A virus is a microorganism that cannot propagate or spread on its own. Instead, the virus must have access to living cells of, for example, a human and reproduce from there.
The result when a virus gets attached to the body is that an infection occurs, such as when you get a cold, flu or winter sickness. It is possible to vaccinate against some viruses and against some there are medicines, but they cannot be treated with antibiotics.
What are bacteria?
A bacterium is larger than a virus and is a single-celled organism. It can proliferate and spread on its own and can survive and divide outside living cells, for example on a door handle. Bacteria cause, just like virus infections in the body, but these can be treated effectively with antibiotics (eg penicillin).
Many infections also heal completely without medication. Some diseases caused by bacteria are salmonella, streptococci, and chlamydia. Bacteria in a particular form are also found naturally in the body, for example in the stomach, intestines, and mouth, where they protect against external bacteria that try to enter the body.
How do viruses and bacteria spread?
Viruses and bacteria can spread similarly, but different viruses and bacteria can have different high infectious risks. For example, the winter sickness (Calicivirus) spreads very easily between people.

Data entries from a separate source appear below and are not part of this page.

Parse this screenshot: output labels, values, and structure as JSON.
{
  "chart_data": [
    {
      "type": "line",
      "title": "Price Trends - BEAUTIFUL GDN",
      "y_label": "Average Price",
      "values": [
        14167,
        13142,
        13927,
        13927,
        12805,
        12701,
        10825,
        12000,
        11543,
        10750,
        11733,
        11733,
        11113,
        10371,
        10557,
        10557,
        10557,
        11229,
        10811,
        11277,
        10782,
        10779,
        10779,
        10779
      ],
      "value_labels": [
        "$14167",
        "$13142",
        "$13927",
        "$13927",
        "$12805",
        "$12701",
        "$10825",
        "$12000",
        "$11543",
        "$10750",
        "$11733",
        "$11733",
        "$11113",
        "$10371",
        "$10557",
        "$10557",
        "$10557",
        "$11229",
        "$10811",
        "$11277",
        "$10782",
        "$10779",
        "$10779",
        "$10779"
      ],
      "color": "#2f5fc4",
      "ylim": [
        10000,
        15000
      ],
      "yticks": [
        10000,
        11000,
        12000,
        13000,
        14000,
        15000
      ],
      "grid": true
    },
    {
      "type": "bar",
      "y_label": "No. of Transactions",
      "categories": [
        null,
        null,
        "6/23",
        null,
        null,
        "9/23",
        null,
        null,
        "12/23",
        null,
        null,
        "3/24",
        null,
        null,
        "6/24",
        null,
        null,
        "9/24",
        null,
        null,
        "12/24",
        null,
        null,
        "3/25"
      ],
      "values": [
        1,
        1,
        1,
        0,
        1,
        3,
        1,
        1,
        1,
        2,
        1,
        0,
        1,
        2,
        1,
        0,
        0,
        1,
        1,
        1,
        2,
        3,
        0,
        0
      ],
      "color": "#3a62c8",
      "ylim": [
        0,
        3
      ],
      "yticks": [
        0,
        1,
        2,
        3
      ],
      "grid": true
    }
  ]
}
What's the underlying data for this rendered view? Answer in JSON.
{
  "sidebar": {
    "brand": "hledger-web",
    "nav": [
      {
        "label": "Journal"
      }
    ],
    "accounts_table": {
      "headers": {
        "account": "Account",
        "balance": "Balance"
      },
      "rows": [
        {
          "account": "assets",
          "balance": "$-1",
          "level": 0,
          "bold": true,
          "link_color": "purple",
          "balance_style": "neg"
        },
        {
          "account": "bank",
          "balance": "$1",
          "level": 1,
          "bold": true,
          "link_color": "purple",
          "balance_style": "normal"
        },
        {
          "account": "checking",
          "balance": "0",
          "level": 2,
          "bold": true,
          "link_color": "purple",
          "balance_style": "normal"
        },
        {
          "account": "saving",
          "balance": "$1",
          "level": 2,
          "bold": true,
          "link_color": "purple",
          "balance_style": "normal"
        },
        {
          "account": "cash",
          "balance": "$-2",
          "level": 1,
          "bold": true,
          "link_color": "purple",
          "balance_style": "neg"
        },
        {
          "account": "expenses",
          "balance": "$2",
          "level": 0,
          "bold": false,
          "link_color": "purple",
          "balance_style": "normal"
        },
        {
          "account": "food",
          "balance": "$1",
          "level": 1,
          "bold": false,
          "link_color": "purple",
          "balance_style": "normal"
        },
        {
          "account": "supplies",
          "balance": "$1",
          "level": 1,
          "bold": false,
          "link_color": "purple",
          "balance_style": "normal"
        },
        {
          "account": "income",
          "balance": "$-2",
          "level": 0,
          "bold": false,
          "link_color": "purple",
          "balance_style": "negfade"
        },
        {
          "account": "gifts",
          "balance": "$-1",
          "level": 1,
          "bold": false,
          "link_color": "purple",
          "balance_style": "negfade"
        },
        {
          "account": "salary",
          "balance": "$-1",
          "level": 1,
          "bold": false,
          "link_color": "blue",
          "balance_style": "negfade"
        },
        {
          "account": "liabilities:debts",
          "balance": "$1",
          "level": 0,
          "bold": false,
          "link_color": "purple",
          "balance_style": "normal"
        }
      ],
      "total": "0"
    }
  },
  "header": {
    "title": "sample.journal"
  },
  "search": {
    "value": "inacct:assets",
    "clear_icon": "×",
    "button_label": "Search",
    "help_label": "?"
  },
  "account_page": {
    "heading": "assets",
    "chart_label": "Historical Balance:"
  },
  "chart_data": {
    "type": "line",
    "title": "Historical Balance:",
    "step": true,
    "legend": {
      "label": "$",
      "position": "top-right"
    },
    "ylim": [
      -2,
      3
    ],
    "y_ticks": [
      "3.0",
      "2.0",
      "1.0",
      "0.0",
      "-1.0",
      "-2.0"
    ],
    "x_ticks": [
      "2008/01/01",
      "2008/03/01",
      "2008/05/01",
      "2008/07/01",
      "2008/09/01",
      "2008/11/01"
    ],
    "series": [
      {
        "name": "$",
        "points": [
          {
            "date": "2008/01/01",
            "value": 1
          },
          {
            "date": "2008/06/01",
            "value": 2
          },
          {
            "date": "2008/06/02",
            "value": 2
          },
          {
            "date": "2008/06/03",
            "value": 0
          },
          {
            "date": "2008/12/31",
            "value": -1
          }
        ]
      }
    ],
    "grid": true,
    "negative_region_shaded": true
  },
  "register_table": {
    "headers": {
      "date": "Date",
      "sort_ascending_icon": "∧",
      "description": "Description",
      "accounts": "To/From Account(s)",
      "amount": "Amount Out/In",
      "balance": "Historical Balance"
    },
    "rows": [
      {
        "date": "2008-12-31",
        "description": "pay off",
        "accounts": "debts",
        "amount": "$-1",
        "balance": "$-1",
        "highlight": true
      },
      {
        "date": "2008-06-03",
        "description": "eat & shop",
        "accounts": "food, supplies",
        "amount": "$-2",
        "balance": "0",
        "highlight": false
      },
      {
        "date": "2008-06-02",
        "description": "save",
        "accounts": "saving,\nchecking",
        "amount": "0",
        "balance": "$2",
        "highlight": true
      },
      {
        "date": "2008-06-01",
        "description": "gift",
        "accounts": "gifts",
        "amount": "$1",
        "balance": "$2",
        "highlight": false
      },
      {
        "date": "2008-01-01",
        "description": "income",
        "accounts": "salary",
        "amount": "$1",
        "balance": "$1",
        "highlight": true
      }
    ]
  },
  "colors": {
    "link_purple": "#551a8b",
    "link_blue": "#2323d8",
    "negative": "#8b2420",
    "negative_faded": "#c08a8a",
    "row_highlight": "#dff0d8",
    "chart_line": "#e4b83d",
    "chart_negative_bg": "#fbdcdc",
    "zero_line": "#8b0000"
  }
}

Some of the most common ways that infection is spread are: direct contact between a sick person and a healthy person when they touch, touch or kiss each other. It is common for skin infections such as piglets to spread through direct contact infection.
Indirect contact, for example, via a door handle. How contagious the contact surfaces are depended, among other things, on the type of virus/bacterium, humidity and how many people have touched the surface.
The infection gets into the body by a healthy person first touching the infected surface and then at one of the body’s mucous membranes.
Drip infection, that is, an infected person coughs, vomits or sneezes so that small droplets are spread over a large area. The droplets contain virus particles that either end up in the eyes or mouths of healthy people and thus enter the body directly, or land on their hands and are introduced into the body when the person pokes in the mouth, nose or eyes. The droplets can also fall on objects and surfaces which can then cause indirect contact infection.
Airborne infection, which is really a kind of prolongation of drip infection. When a sick person coughs, sneezes or vomits and the droplets spread in the air, they can sometimes remain in the air for a long time, be carried away through ventilation or moved with floor dust that swirls up. Healthy people breathe in the particles and become infected, even though several hours have passed. This is especially common in vomiting diseases.
Other types of infection are blood-borne infection, insect-borne infection and intestinal infection. The most effective way to avoid all these types of infections is to wash your hands frequently and carefully, avoid touching your face as well as avoiding close contact with sick people.